Music is an art composed of harmony, melody and rhythm that permeates all aspects of human life. With the flourishing of deep generative models, the musical generation has drawn a lot of attention in recent years. As a leading class of generative models, Language Models (LMs) showed extraordinary modeling ability in modeling complex relationships in long-term contexts. In light of this, AudioLM and many subsequent works successfully applied LMs to audio synthesis. Concurrent with LM-based approaches, diffusion probabilistic models (DPMs), like another competitive class of generative models, have also shown exceptional abilities to synthesize speech, sounds, and music.
However, generating music from freeform text remains a challenge, as allowable music descriptions can be diverse and related to genres, instruments, tempo, settings, or even some subjective feelings.
Traditional text-to-music generation models often focus on specific properties such as audio continuation either rapid samplingwhile some models prioritize robust evidencewhich is occasionally performed by experts in the field, such as music producers. Furthermore, most are trained on large-scale music data sets and have demonstrated state-of-the-art generative performances with high fidelity and adherence to various aspects of text cues.
However, the success of these methods, such as MusicLM or Noise2Music, comes with high computational costs, which would severely hamper their practicality. By comparison, other approaches built on top of DPM made efficient sampling of high-quality music possible. However, their demonstrated cases were comparatively small and showed limited within-sample dynamics. Aiming for a feasible music creation tool, a high efficiency of the generative model is essential as it facilitates interactive creation taking human feedback into account, as in a previous study.
While both LM and DPM showed promising results, the relevant question is not whether one should be preferred over the other, but whether it is possible to take advantage of both approaches at the same time.
Based on the aforementioned motivation, an approach called MeLoDy has been developed. The summary of the strategy is presented in the following figure.
After analyzing the success of MusicLM, the authors take advantage of the highest level LM in MusicLM, called semantic LM, to model the semantic structure of music, determining the overall arrangement of melody, rhythm, dynamics, timbre, and the tempo. Conditioned on this semantic LM, they exploit the non-autoregressive nature of DPMs to model acoustics efficiently and effectively with the help of a successful sampling acceleration technique.

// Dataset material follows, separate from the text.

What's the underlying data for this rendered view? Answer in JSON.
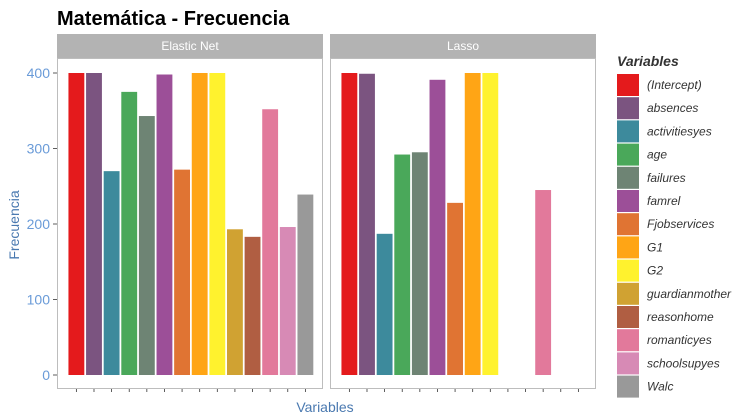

Furthermore, the authors propose the so-called two-way diffusion (DPD) model instead of adopting the classical diffusion process. In fact, working with the raw data would exponentially increase computational costs. The proposed solution is to reduce the raw data to a low-dimensional latent representation. Reducing the dimensionality of data makes it more difficult to impact operations and therefore decreases model execution time. The raw data can then be reconstructed from the latent representation via a pre-trained autoencoder.
Some output samples produced by the model are available at the following link: https://ficient-melody.github.io/. The code is not yet available, which means that, at the moment, it is not possible to test it, neither online nor locally.
This was the summary of MeLoDy, an efficient model of diffusion guided by LM that generates quality musical audios of the latest generation. If you are interested, you can learn more about this technique at the links below.
review the Paper. Don’t forget to join our 25k+ ML SubReddit, discord channel, and electronic newsletter, where we share the latest AI research news, exciting AI projects, and more. If you have any questions about the article above or if we missed anything, feel free to email us at [email protected]
featured tools Of AI Tools Club
🚀 Check out 100 AI tools at AI Tools Club
Daniele Lorenzi received his M.Sc. in ICT for Internet and Multimedia Engineering in 2021 from the University of Padua, Italy. He is a Ph.D. candidate at the Institute of Information Technology (ITEC) at the Alpen-Adria-Universität (AAU) Klagenfurt. He currently works at the Christian Doppler ATHENA Laboratory and his research interests include adaptive video streaming, immersive media, machine learning and QoS / QoE evaluation.